How would I pass if dest is of type char* like for eg char *dest;?
retriveValue(&ie[3], (Byte*)&dest, 2);
here in 2nd argument you have taken address of dest & then pointer cast it by (Byte*)
1>What is wrong if I convert dest to byte and pass address like (Byte)&dest?
by doing this you are casting the address of dest into Byte.(not Byte pointer)
2>How would I pass if dest is of type char* like for eg char *dest;?
then no need to add "&" just write
retriveValue(&ie[3], (Byte*)dest, 2);
"we pass something like"
getValue(0X01, &info[4], 30);
Oh do you now? Because that is scary amounts of bad karma being built up there.
First off, passing in hex values is a little weird. You could pass in a constant or a #defined value like TAG_01. In your application it may be perfectly fine, but I'd be wary.
The second argument is where it gets scary. info is a pointer (presumably set to &dest), the value that info holds is the address of the thing you're pointing to. If you wanted to pass in an address, you'd point into to the thing, and then pass in info, without the ampersand or treating it like an array. What you're doing using the square brackets [ ] to get an element of dest, and then getting address of that.
Now, it could be that you're using pointers in some ingenious way, and you really do want to reference the 4th byte after it. But I doubt it. You're probably just dinking around with pointers to see how they work, which is fine. But when you start to make stuff, if you want to pass in a message, declare a message and send that. Don't imbed a character string into part of a larger array. It's bad form. Use a struct instead.
here I understand that I am passing address of values to the pointer.
Well, you're passing an address to a function, not a pointer.
"in this function we pass something like"
retriveValue(&ie[3], (Byte*)&dest, 2);
Again, I'm in a cold sweat over how scary wrong this is. Never do this. Who is this nefarious "we" you speak of? Are you part of some sort of horrible cult chanting an unspeakable dialect of C in an attempt to usher in a dark reign of Cthulu?
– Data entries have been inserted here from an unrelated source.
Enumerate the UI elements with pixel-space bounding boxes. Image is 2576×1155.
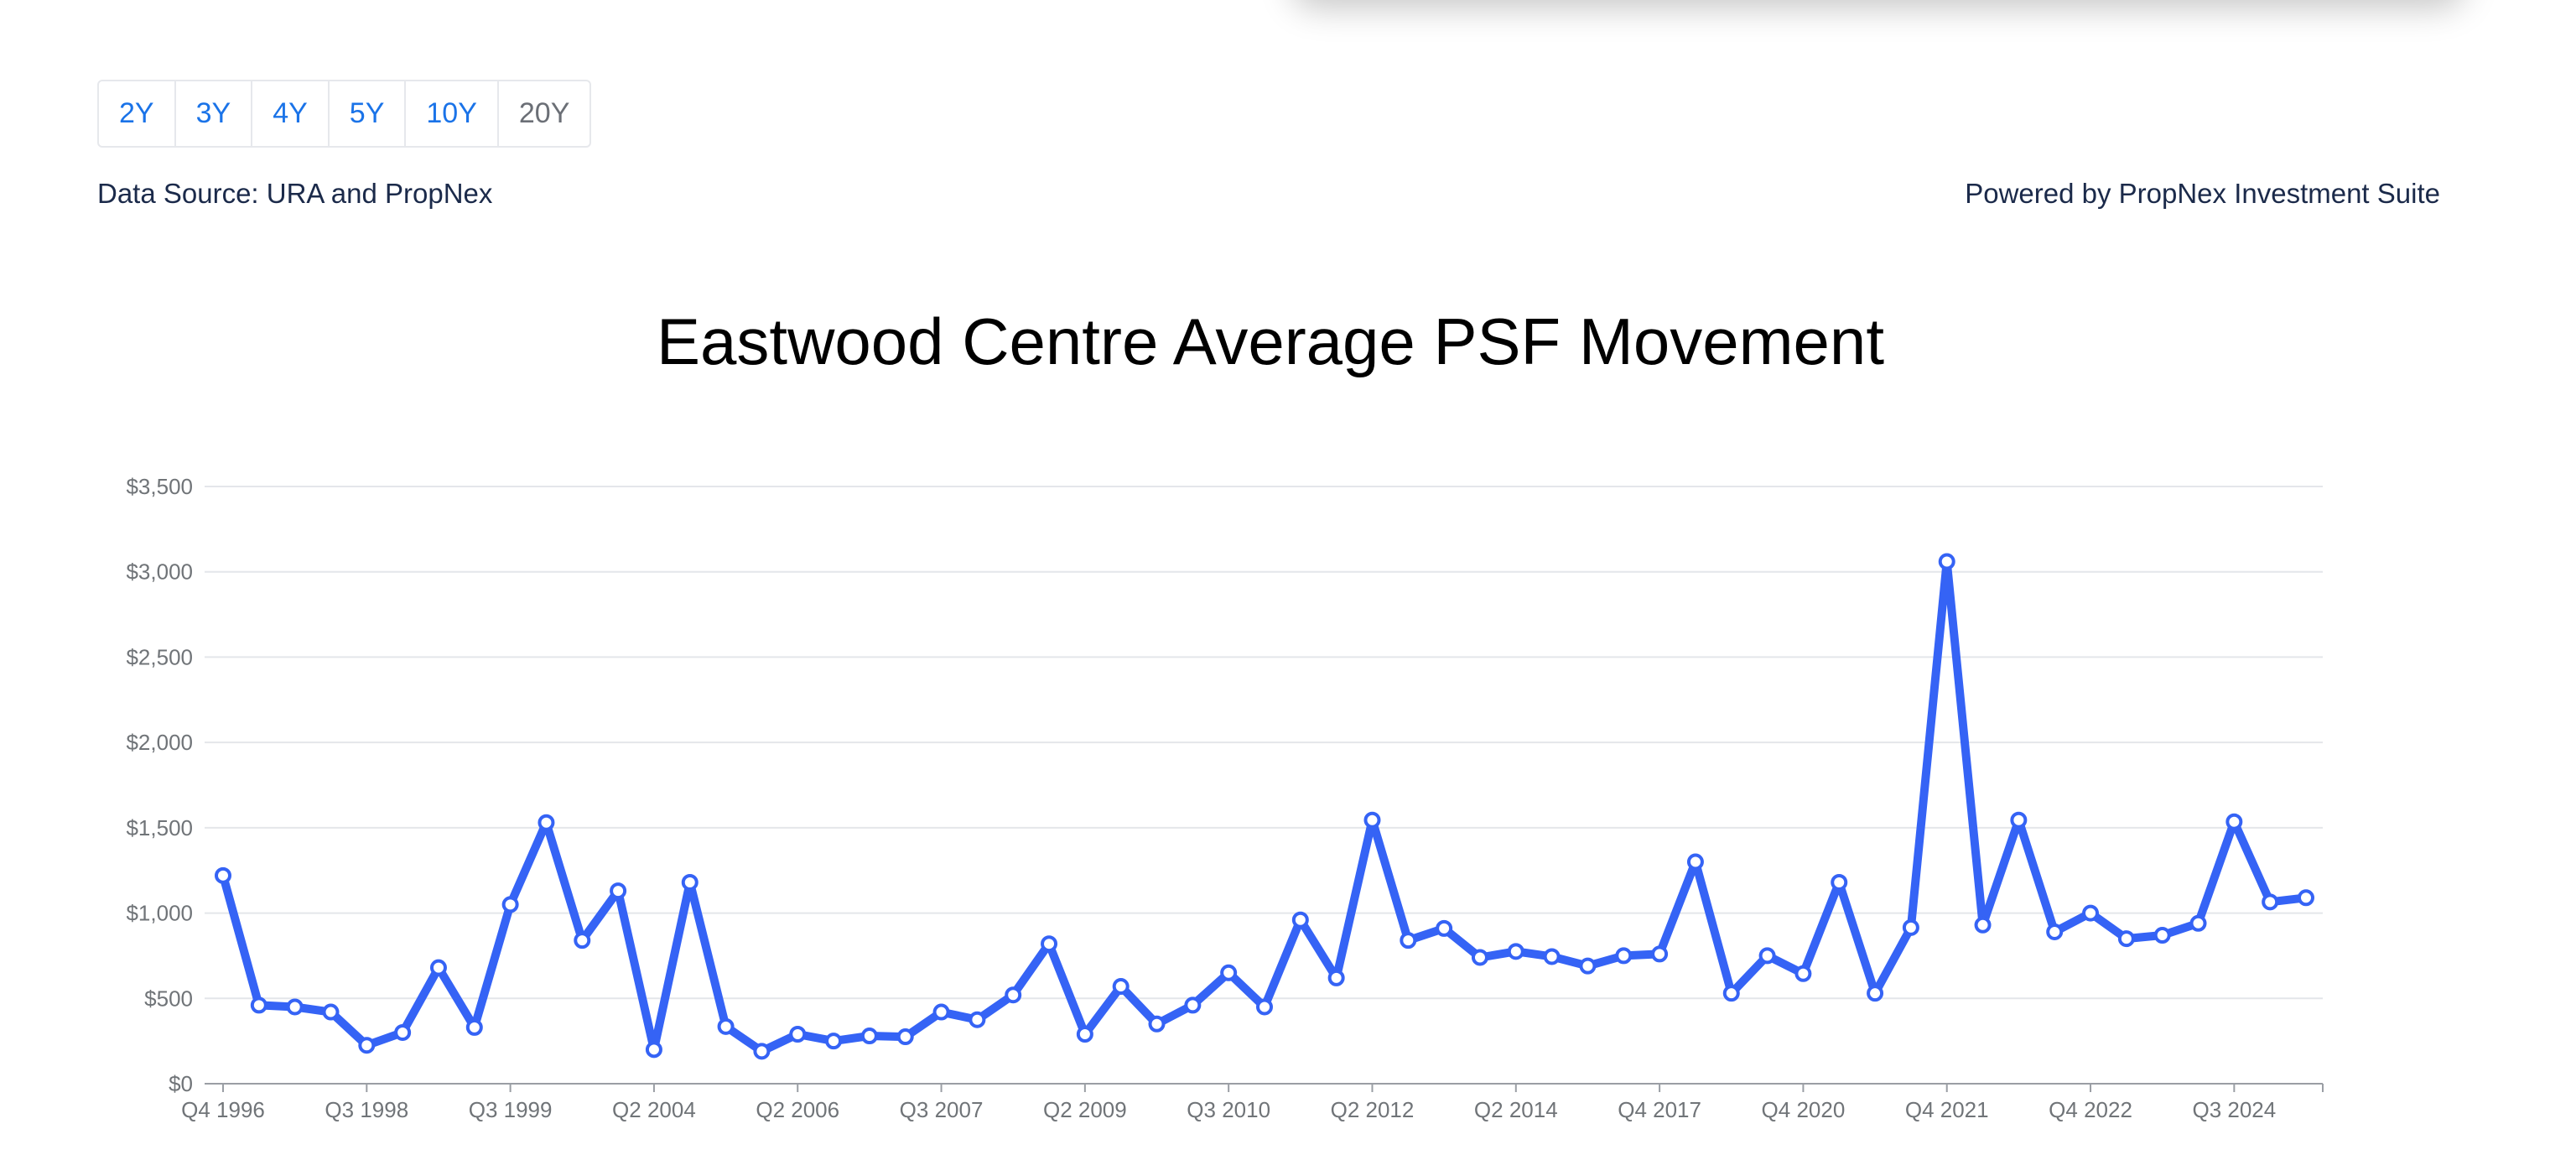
data-point [2189,914,2207,932]
x-tick-label: Q3 2007 [900,1097,984,1122]
y-tick-label: $1,000 [126,901,193,926]
x-tick-label: Q2 2014 [1474,1097,1558,1122]
y-tick-label: $2,500 [126,644,193,669]
data-point [358,1037,376,1054]
y-tick-label: $3,000 [126,559,193,585]
data-point [2010,811,2028,829]
chart-title: Eastwood Centre Average PSF Movement [657,304,1884,378]
data-point [645,1041,662,1059]
x-tick-label: Q3 1998 [325,1097,408,1122]
range-tab-4y[interactable]: 4Y [252,81,330,146]
data-point [1722,985,1740,1002]
data-point [1220,964,1238,981]
x-tick-label: Q3 2010 [1187,1097,1270,1122]
x-tick-label: Q4 2022 [2049,1097,2132,1122]
data-point [2117,930,2135,948]
data-point [1902,918,1919,936]
range-tab-10y[interactable]: 10Y [406,81,499,146]
data-point [717,1017,735,1035]
data-point [429,959,447,976]
data-point [1651,945,1669,963]
range-tab-5y[interactable]: 5Y [330,81,407,146]
x-tick-label: Q4 2021 [1905,1097,1989,1122]
data-point [860,1028,878,1045]
data-point [969,1011,986,1028]
data-point [1436,919,1453,937]
data-point [215,866,231,884]
time-range-selector: 2Y 3Y 4Y 5Y 10Y 20Y [97,80,592,148]
data-point [1184,996,1202,1014]
y-tick-label: $1,500 [126,815,193,840]
data-point [1615,947,1633,965]
data-point [932,1003,950,1021]
data-point [2225,813,2243,830]
data-point [1543,948,1561,965]
data-point [465,1018,483,1036]
data-point [1579,957,1597,975]
data-point [1148,1015,1166,1033]
x-tick-label: Q2 2012 [1331,1097,1415,1122]
data-point [1363,811,1381,829]
data-point [1471,949,1488,966]
range-tab-2y[interactable]: 2Y [99,81,176,146]
data-point [825,1033,843,1050]
data-point [2153,927,2171,944]
data-point [2046,923,2064,940]
data-point [1974,916,1992,934]
x-tick-label: Q2 2009 [1043,1097,1127,1122]
data-point [1041,935,1058,953]
data-point [1867,985,1884,1002]
range-tab-20y[interactable]: 20Y [518,97,570,129]
data-source-text: Data Source: URA and PropNex [97,178,493,209]
range-tab-3y[interactable]: 3Y [176,81,253,146]
series-line [219,557,2310,1056]
data-point [394,1023,412,1041]
data-point [1686,853,1704,871]
y-tick-label: $500 [144,986,193,1011]
data-point [1507,943,1524,960]
data-point [1327,969,1345,986]
data-point [2298,889,2314,907]
data-point [322,1003,340,1021]
data-point [1758,947,1776,965]
data-point [789,1026,807,1043]
data-point [610,882,627,900]
data-point [1831,873,1848,891]
data-point [1400,932,1417,949]
data-point [896,1028,914,1046]
data-point [1076,1026,1093,1043]
data-point [2262,893,2279,911]
data-point [681,873,699,891]
x-tick-label: Q3 1999 [469,1097,553,1122]
y-tick-label: $0 [169,1071,193,1096]
x-tick-label: Q4 1996 [181,1097,265,1122]
data-point [538,814,555,831]
x-tick-label: Q2 2004 [612,1097,696,1122]
data-point [1938,553,1955,570]
x-tick-label: Q4 2017 [1618,1097,1701,1122]
y-tick-label: $2,000 [126,730,193,755]
data-point [574,932,591,949]
data-point [250,996,267,1014]
data-point [501,896,519,913]
x-tick-label: Q4 2020 [1762,1097,1846,1122]
data-point [1112,978,1130,996]
x-tick-label: Q2 2006 [756,1097,839,1122]
data-point [2082,904,2100,922]
powered-by-text: Powered by PropNex Investment Suite [1965,178,2440,209]
data-point [1005,986,1022,1004]
data-point [286,998,304,1016]
data-point [1256,998,1273,1016]
data-point [1794,965,1812,982]
data-point [1291,911,1309,929]
data-point [753,1043,771,1060]
y-tick-label: $3,500 [126,474,193,499]
x-tick-label: Q3 2024 [2192,1097,2276,1122]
Does h̡e͜͟ ͟c̀om͠e̴͝?̢̛͟
Anyway, cult aside,
What is wrong if I convert dest to byte and pass address like (Byte)&dest?
As Monsieur 32 pointed out, you're not passing an address if you do that, you're passing a Byte. Remember, that a Byte is 8 bits long. It's one char. An address is usually 32 or 64 bits, depending on the environment. So when you cast it like that, you're dropping 3/4ish of the data you need, and it doesn't fit the definition of the function. And it's a sin against nature.
How would I pass if dest is of type char* like for eg char *dest;?
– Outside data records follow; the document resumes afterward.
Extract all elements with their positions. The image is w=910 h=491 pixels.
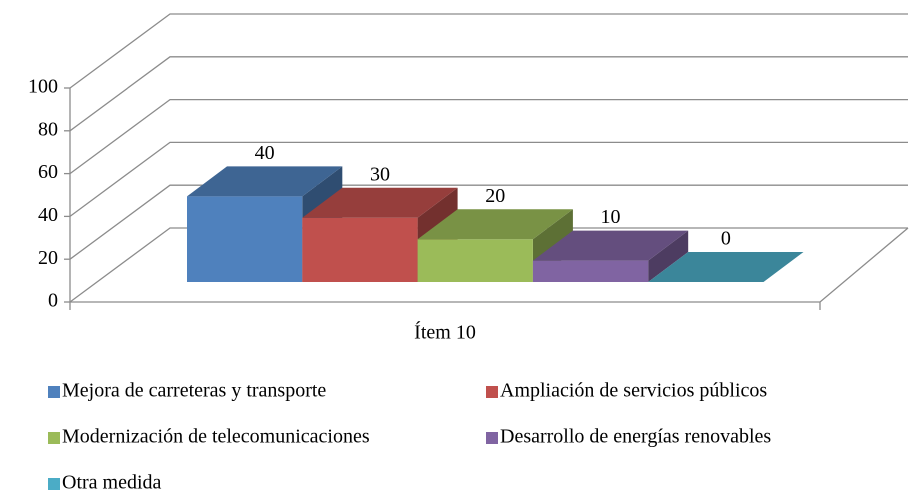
grid-line	[69, 184, 908, 260]
y-tick-label: 0	[48, 290, 58, 312]
bar-top	[532, 230, 689, 261]
grid-line	[69, 13, 908, 89]
legend-label: Otra medida	[62, 472, 162, 491]
x-tick-label: Ítem 10	[414, 321, 476, 344]
legend-swatch	[48, 386, 60, 398]
legend-swatch	[48, 432, 60, 444]
bar-front	[532, 260, 649, 282]
bar-front	[187, 196, 303, 282]
legend-swatch	[486, 386, 498, 398]
data-label: 0	[721, 228, 731, 250]
bar	[532, 230, 689, 282]
legend-label: Modernización de telecomunicaciones	[62, 426, 370, 448]
bar	[648, 252, 804, 282]
bar-top	[302, 187, 458, 218]
data-label: 20	[485, 185, 505, 207]
bar-side	[648, 230, 689, 282]
data-label: 40	[255, 142, 275, 164]
bar-top	[417, 209, 573, 240]
bar-front	[417, 239, 533, 282]
bar-front	[302, 217, 418, 282]
bar-top	[187, 166, 343, 197]
y-tick-label: 20	[38, 247, 58, 269]
legend-label: Desarrollo de energías renovables	[500, 426, 771, 448]
floor	[69, 88, 909, 303]
legend-swatch	[48, 478, 60, 490]
grid-line	[69, 98, 908, 175]
y-tick-label: 100	[28, 76, 58, 98]
data-label: 10	[601, 206, 621, 228]
grid-line	[69, 141, 908, 217]
grid-line	[69, 227, 908, 303]
y-tick-label: 40	[38, 204, 58, 226]
legend-swatch	[486, 432, 498, 444]
legend-label: Ampliación de servicios públicos	[500, 380, 767, 402]
legend-label: Mejora de carreteras y transporte	[62, 380, 326, 402]
data-label: 30	[370, 163, 390, 185]
grid-line	[69, 56, 908, 132]
bar-top	[648, 252, 804, 282]
y-tick-label: 60	[38, 161, 58, 183]
y-tick-label: 80	[38, 118, 58, 140]
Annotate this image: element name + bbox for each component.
Yep, just dest, all plain and vanilla by itself. This is because dest isn't a char. It's declared as dest[100], which means dest[0] is a char, but dest is the address of dest[0], like a pointer.
The array convention is really just a bit of molding over pointers to help keep things straight. There's no functional difference between *(dest+3) and dest[3]. On a technical level, arrays and pointer are different in that array declarations like dest would be treated as a const at compile time, so it wouldn't take up any RAM. A char* pointer would have it's own little hunk of RAM that you could increment while looping through your data, but only the eversleeping dark one uses pointers like that. Why is he sleeping? Endless loop because he didn't cast his pointers correctly.
Finally, if you already accepted Mr.32's answer, which was WAY ahead of mine, you really should put it back. And just say no to dead alien gods.